Ao todo, foram cumpridas 11 ordens judiciais em Tangará da Serra, entre elas quatro mandados de busca e apreensão e sete quebras de sigilo telemático. As ordens foram expedidas pelo Núcleo de Justiça 4.0 do Juiz das Garantias – Polo Tangará da Serra e contaram com apoio da Polícia Judiciária Civil, por meio da Delegacia Especializada em Crimes Fazendários (Defaz). Durante a operação, os agentes apreenderam aparelhos eletrônicos, documentos fiscais, contábeis e empresariais.
De acordo com as investigações, a empresa emitia notas fiscais fraudulentas indicando compradores fictícios no exterior. Apesar dos registros de exportação, as mercadorias permaneciam no Brasil, permitindo ao grupo obter indevidamente a isenção tributária prevista para exportações e deixar de recolher o ICMS ao Estado. O débito identificado pela Secretaria de Fazenda (Sefaz-MT) e inscrito em dívida ativa pela Procuradoria-Geral do Estado (PGE-MT) soma R$ 4.470.635,67.

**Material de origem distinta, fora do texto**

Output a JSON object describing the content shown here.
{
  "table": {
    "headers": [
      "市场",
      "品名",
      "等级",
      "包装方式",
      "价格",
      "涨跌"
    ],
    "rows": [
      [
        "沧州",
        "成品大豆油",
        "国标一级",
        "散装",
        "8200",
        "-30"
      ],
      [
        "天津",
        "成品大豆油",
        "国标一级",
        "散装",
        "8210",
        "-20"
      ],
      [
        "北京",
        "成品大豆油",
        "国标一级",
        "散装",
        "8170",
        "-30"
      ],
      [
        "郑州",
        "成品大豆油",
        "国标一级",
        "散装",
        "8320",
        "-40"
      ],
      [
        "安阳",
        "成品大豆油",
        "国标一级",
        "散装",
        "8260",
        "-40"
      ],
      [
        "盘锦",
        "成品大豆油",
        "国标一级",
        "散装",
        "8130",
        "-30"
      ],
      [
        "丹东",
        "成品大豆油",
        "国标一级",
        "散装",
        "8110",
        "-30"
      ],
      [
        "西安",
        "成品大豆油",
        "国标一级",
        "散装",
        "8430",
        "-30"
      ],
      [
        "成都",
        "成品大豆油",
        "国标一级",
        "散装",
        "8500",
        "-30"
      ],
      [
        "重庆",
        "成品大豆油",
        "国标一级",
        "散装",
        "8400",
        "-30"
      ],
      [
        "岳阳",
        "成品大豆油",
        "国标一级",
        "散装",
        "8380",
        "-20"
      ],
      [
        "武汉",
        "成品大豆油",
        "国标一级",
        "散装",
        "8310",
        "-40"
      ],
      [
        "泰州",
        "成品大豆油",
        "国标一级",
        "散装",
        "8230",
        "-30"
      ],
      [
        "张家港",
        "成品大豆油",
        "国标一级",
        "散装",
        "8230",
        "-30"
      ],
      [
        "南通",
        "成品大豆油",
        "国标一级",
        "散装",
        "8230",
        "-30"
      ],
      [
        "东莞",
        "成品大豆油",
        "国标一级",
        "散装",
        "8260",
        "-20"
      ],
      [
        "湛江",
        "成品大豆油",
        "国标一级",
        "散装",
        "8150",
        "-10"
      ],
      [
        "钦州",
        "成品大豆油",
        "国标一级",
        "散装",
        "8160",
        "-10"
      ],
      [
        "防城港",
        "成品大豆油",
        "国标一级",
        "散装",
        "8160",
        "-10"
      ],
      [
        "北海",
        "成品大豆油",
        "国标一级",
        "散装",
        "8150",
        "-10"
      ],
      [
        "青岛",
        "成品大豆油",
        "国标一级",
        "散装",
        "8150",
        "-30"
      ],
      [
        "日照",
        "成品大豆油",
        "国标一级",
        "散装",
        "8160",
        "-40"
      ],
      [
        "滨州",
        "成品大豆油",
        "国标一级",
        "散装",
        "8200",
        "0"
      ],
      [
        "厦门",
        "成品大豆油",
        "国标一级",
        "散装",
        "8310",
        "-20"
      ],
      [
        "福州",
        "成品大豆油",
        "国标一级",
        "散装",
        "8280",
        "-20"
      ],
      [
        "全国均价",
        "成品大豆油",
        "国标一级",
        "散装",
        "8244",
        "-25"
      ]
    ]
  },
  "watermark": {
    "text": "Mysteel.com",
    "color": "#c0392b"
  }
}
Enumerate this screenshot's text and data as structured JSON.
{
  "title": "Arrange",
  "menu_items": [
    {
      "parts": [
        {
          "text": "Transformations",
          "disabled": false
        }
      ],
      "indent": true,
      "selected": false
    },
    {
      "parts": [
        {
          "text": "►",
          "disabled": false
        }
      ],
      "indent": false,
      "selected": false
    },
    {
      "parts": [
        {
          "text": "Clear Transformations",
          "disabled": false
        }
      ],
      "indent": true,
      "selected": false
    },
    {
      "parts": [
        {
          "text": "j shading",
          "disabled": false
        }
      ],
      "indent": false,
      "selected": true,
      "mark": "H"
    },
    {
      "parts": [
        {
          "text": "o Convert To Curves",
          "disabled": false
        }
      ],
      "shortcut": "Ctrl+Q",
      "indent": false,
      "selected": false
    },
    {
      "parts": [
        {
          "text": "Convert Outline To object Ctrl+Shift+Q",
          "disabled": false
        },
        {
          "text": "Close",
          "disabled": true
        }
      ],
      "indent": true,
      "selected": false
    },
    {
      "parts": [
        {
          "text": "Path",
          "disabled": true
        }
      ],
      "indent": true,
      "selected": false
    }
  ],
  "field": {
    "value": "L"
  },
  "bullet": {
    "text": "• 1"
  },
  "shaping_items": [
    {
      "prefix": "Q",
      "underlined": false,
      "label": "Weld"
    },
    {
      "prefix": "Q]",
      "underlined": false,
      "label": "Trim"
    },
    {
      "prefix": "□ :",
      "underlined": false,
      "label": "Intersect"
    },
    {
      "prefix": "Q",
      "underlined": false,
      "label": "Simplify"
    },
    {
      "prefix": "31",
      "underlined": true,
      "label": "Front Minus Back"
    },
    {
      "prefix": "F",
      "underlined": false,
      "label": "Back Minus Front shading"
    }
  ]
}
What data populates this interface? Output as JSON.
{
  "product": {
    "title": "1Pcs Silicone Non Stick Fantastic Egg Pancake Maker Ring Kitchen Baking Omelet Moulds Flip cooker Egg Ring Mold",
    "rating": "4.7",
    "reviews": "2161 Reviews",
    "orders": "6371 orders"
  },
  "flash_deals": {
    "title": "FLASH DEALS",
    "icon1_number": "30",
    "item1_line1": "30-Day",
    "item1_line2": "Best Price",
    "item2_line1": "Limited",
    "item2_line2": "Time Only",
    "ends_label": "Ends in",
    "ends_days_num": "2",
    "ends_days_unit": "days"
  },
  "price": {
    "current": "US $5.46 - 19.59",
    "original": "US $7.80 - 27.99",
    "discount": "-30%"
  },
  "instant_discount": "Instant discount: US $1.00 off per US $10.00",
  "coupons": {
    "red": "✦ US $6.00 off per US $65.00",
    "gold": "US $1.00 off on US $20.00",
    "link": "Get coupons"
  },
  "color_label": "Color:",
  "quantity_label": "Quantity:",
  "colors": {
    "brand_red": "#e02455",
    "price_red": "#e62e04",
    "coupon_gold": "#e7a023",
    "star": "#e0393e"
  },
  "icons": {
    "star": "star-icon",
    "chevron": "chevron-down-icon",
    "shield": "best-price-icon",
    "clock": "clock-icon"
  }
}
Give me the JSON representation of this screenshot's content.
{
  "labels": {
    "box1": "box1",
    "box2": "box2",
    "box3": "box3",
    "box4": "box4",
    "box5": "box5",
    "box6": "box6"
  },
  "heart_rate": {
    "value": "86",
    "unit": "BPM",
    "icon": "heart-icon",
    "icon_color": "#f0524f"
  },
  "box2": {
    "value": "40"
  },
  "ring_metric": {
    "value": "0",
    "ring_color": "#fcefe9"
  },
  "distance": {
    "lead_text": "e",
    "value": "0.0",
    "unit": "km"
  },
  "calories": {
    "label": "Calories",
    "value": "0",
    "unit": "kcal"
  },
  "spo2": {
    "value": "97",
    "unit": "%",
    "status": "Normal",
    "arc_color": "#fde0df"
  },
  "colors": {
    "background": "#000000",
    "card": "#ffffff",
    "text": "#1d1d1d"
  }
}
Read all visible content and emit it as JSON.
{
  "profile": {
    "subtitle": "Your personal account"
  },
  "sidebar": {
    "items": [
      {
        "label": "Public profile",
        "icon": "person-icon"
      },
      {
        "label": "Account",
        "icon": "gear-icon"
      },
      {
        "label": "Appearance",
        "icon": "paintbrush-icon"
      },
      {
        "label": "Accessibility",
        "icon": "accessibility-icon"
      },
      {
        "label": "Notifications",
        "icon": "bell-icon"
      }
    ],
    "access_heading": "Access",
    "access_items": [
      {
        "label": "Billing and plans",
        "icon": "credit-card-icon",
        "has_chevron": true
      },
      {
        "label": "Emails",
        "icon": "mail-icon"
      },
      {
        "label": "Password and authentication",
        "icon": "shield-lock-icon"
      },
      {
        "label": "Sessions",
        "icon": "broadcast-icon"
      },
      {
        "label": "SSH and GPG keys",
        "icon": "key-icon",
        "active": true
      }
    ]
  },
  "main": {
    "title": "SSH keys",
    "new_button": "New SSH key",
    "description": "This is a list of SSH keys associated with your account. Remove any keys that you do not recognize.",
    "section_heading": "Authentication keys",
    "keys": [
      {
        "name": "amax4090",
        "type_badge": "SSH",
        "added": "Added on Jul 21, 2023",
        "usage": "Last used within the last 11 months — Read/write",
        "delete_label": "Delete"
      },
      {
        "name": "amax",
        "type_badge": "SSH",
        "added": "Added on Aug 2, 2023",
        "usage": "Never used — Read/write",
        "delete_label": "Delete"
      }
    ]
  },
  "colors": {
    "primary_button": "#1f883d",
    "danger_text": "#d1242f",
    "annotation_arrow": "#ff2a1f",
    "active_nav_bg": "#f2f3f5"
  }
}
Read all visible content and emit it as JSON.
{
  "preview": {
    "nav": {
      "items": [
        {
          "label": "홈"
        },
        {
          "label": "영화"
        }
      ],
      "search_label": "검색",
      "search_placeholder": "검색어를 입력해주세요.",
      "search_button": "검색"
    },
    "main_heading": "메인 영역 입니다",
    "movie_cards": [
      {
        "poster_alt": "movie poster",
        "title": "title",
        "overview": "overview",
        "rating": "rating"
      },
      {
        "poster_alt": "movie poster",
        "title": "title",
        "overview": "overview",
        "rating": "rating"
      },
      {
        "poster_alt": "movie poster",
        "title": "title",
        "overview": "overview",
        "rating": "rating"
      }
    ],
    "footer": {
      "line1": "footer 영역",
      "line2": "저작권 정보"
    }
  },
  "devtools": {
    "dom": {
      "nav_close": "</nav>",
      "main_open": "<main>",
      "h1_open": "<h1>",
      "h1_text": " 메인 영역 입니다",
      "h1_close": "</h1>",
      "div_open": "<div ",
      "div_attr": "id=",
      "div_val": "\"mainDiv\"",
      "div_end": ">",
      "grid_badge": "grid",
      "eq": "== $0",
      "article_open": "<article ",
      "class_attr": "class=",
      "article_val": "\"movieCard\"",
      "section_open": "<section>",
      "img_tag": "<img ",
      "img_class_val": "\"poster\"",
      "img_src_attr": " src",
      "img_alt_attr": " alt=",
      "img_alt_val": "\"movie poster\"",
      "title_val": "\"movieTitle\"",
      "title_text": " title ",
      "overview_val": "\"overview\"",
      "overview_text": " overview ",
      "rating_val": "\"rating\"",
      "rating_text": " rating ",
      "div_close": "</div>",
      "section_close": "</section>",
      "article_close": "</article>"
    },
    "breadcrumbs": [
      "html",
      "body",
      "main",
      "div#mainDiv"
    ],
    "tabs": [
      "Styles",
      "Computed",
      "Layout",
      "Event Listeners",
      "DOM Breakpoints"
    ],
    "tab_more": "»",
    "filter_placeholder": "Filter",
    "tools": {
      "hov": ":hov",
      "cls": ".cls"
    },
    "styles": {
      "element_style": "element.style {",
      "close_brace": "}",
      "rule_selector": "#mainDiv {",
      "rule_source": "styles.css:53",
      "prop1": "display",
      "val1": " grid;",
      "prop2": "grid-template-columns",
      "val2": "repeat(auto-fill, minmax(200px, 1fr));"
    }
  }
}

Os investigados poderão responder por crimes de sonegação fiscal, falsidade ideológica, associação criminosa e lavagem de dinheiro. Segundo o delegado da Defaz, José Ricardo Garcia Bruno, a operação reforça a integração entre os órgãos no combate às fraudes tributárias. Já o promotor de Justiça Washington Eduardo Borrére destacou que a sonegação afeta diretamente a população ao comprometer recursos destinados a serviços públicos essenciais.